自動車業界はどう動く? 原料炭が3倍に暴騰 鉄鋼値上げの行方
「お客様に粘り強く、粘り強く、粘り強く話をして、理解していただいたうえで製品価格に転嫁する」
4月9日、新日本製鉄と韓国最大手ポスコとの友好関係40周年記念コンサート後の会見で、新日鉄の三村明夫会長は鋼材値上げへの意欲を強調した。
この日はくしくも、資源メジャーの一角であるBHPビリトンが原料炭価格の値上げを正式に打ち出した日。新日鉄とポスコの友好関係を強調するはずの会見は一転、鋼材値上げアピールの場へと変わった。
三村会長が「粘り強く」と3度も繰り返したことは、鉄鋼業界が置かれている現状の深刻さの裏返しでもある。それほどまでに、今年度の鉄鋼原料の騰勢はすさまじい。
主原料の一つである原料炭の価格は、2007年度の1トン当たり98ドルから08年度は202ドル増の300ドルで決着した。
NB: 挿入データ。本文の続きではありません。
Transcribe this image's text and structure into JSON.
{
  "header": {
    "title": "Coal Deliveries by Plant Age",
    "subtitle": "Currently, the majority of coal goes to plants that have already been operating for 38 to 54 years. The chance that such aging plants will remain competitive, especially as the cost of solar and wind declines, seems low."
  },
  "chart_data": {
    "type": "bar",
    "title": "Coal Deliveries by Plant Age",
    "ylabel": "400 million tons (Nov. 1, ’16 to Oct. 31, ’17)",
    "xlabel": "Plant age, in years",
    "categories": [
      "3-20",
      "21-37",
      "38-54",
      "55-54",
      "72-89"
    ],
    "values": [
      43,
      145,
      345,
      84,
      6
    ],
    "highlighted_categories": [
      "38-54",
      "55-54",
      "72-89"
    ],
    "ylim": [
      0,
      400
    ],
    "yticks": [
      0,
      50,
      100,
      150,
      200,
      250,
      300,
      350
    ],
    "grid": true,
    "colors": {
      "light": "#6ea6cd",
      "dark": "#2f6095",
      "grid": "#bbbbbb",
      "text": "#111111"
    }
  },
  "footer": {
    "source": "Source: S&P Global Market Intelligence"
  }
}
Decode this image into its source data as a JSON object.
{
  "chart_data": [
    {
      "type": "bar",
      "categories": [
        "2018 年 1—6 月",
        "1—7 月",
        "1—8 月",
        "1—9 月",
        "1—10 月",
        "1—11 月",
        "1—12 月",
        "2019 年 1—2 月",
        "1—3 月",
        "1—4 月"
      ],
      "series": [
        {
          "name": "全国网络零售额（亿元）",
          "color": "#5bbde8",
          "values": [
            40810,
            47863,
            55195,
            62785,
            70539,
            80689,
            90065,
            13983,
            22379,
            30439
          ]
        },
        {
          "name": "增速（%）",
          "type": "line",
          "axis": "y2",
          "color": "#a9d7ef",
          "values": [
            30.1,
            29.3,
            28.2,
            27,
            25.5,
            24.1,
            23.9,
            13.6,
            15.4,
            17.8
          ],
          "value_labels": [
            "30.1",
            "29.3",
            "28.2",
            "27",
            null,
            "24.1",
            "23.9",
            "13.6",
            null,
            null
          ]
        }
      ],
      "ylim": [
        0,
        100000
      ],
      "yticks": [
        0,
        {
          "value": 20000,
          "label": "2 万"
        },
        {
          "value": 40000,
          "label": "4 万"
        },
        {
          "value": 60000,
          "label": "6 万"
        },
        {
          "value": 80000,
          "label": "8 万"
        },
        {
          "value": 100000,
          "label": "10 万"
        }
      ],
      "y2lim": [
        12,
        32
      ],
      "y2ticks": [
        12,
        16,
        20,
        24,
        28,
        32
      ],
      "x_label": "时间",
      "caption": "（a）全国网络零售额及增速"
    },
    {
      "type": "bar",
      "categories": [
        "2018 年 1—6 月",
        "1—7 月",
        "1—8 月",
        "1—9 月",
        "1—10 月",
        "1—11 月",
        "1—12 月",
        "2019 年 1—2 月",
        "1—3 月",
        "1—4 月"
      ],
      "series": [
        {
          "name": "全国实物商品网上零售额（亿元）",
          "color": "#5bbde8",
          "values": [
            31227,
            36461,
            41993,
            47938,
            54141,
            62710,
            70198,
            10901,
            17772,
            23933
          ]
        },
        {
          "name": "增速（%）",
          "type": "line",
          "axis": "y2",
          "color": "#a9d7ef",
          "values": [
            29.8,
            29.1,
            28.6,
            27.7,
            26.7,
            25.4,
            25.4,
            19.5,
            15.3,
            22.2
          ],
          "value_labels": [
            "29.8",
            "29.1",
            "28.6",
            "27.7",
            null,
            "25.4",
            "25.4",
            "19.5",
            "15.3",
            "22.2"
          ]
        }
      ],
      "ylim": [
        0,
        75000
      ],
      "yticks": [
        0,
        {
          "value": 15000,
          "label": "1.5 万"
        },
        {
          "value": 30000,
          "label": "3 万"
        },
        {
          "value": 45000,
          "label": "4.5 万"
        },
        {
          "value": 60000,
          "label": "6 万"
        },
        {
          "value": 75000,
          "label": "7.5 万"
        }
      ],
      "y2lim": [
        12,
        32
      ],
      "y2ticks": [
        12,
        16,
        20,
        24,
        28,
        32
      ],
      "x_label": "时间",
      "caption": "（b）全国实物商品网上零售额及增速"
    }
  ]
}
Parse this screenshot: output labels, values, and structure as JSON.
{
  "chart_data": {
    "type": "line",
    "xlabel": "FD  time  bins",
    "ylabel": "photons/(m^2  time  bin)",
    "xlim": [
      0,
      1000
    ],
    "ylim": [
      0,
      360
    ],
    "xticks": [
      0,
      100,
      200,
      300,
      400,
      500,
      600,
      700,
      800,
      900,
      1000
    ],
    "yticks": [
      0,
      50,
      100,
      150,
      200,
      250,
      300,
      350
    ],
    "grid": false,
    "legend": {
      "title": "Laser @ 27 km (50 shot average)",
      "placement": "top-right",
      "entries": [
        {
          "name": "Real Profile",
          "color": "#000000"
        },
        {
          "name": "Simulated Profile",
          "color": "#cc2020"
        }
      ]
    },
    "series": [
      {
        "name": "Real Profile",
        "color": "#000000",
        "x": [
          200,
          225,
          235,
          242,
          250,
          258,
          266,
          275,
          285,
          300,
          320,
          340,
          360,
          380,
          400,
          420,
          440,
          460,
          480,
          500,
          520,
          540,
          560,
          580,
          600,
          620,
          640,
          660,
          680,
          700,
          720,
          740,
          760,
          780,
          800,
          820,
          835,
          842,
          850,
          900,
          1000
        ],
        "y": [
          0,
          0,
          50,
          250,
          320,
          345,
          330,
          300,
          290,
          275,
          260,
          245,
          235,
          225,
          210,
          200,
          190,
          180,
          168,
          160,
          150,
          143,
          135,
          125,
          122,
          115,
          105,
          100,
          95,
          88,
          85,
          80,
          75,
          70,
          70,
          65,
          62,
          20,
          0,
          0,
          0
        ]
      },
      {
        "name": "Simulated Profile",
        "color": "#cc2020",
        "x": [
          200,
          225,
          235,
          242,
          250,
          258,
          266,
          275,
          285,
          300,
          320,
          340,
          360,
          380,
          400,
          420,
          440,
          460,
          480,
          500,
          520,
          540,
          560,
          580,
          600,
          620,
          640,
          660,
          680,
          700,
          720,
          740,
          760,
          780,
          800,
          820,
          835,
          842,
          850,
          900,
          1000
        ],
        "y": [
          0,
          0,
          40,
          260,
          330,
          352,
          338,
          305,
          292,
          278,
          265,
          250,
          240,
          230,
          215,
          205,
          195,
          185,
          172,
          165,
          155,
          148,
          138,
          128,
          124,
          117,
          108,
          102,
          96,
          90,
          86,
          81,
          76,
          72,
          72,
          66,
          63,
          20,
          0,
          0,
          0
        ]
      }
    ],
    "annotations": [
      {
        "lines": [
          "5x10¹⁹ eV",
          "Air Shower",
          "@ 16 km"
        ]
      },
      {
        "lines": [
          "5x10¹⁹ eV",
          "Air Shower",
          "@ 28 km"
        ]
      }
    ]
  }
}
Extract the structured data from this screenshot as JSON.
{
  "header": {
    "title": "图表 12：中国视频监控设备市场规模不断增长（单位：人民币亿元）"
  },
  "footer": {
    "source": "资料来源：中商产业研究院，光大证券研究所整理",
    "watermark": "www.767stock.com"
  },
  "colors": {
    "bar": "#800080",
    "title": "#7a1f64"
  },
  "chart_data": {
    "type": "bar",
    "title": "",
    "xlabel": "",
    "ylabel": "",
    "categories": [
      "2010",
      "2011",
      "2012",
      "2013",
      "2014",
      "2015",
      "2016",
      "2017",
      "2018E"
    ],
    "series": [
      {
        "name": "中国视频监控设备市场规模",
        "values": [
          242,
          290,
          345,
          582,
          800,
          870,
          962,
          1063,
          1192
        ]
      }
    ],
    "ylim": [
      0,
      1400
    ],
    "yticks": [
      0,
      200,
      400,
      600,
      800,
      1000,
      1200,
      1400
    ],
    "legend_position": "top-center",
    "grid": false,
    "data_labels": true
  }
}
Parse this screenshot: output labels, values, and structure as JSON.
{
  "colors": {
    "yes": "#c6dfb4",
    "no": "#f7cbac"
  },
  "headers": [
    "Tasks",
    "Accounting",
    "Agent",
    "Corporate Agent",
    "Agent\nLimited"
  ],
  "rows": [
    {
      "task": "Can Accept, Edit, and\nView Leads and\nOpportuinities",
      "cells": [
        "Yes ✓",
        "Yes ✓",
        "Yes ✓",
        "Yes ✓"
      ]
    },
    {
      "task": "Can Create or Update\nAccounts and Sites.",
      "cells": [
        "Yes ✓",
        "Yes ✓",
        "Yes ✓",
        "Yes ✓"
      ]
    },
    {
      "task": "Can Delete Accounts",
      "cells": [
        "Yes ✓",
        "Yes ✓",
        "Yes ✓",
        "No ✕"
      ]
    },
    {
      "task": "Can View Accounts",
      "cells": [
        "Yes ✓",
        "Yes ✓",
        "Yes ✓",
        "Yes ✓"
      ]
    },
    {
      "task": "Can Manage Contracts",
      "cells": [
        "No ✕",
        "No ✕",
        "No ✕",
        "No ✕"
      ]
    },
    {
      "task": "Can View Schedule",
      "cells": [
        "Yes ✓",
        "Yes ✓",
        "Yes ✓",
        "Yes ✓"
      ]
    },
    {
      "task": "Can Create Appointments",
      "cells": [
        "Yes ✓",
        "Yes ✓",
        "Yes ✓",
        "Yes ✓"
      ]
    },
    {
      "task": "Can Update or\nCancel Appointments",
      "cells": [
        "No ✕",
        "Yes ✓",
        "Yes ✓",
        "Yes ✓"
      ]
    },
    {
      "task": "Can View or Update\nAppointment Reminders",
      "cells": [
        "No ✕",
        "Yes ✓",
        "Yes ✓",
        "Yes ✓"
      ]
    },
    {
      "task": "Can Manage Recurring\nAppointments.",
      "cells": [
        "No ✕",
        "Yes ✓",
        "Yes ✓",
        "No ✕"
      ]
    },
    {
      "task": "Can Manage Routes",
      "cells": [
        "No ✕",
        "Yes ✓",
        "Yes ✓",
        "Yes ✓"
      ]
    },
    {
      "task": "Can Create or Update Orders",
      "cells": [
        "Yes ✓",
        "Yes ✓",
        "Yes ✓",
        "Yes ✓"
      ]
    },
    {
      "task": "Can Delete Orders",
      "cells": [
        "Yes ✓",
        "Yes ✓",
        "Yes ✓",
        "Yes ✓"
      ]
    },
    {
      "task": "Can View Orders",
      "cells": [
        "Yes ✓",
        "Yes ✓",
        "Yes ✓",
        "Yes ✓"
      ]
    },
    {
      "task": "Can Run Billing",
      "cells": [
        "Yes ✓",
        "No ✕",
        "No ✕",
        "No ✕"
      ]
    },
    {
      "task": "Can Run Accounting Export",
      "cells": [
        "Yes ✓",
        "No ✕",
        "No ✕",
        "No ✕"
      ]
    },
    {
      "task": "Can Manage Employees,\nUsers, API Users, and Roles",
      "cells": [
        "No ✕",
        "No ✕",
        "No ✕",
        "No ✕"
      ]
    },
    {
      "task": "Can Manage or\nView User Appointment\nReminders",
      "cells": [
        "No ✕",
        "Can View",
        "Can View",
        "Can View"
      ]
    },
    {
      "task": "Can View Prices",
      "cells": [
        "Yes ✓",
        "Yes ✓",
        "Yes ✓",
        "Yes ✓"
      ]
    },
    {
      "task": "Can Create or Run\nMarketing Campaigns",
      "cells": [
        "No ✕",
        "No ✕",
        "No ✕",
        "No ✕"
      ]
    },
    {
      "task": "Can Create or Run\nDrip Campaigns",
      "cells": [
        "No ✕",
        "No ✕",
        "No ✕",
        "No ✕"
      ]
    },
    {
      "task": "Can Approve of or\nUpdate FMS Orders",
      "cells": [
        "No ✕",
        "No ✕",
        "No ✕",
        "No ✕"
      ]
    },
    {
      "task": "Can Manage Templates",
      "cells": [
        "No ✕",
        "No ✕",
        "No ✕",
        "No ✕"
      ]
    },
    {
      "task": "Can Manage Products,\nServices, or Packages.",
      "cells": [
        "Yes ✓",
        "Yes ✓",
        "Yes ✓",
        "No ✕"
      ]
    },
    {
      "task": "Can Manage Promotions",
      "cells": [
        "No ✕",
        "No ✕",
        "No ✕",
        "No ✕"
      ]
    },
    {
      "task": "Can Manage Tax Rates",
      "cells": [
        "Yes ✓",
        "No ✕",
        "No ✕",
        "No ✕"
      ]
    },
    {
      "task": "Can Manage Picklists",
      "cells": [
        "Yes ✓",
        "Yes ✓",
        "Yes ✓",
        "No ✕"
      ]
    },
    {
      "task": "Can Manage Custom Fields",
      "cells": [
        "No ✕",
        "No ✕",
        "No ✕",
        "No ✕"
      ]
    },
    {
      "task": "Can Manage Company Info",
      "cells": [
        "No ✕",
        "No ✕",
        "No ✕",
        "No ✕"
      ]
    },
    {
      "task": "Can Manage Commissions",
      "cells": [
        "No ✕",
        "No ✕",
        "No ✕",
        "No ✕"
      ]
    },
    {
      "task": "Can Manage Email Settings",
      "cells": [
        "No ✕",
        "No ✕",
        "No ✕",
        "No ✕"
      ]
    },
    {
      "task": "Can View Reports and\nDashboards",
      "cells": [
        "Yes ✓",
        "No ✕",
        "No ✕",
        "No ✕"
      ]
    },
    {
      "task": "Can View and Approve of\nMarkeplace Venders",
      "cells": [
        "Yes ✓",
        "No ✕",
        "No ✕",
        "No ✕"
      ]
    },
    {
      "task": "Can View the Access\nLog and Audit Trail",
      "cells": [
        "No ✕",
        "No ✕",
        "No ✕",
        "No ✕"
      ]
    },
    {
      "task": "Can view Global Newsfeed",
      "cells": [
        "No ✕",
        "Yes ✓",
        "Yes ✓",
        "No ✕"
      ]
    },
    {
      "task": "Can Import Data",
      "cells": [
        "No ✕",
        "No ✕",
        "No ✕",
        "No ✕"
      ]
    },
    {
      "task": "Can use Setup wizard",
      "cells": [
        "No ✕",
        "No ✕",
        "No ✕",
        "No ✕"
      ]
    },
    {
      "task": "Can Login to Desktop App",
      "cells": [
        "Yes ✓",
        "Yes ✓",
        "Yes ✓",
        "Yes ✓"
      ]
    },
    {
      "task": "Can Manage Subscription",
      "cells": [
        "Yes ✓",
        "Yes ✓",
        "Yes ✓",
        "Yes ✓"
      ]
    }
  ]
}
もう一方の鉄鉱石も07年度の同48ドルから31ドル増の79ドルに決まった。値上げ幅は、原料炭、鉄鉱石ともに過去最大。背景にあるのは、中国を中心とした世界的な鉄鋼増産と、寡占化で発言力を増す資源メジャーの存在だ。
鉄鋼側にも、鉱山側が強気の姿勢で交渉に臨んでくるという予感はあった。通常なら原料交渉が決着してからユーザー側との鋼材価格交渉を本格化させるが、今回は「見切り発車せざるをえない状況」(新日鉄幹部)と判断。08年初から、1トン当たり2万円を前提に値上げ交渉を前倒しで開始し、現状認識のすり合わせを急いできた。
こうした新日鉄の前倒し戦術によって、2月時点では「国内市場は値上げできる状況にない」(トヨタ自動車の渡辺捷昭社長)と難色を示していた自動車業界も、4月初めには「2万円で妥結というムードが漂っていた」(商社筋)という。
主要鉱山が軒並み冠水 予想超す大幅値上げに
ところが、予期せぬ天災によって状況は一段と悪化した。国内鉄鋼各社の原料炭の主要調達先である東豪州を、年明けから2度も大雨が襲ったのだ。主要鉱山は軒並み冠水し、操業停止に。原料炭シェアで世界首位のBMA(BHPと三菱商事の合弁)はフォースマジュール(不可抗力)を宣言し、供給を一時停止した。
だが、鋼材生産はストップできない。原料炭の在庫が適正水準を割り込み始めた新日鉄など高炉3社は、長期契約の3倍近い価格で米国から緊急調達を実施。前出の新日鉄幹部は「うちもフォースマジュール宣言をしたいよ」と嘆き節を漏らした。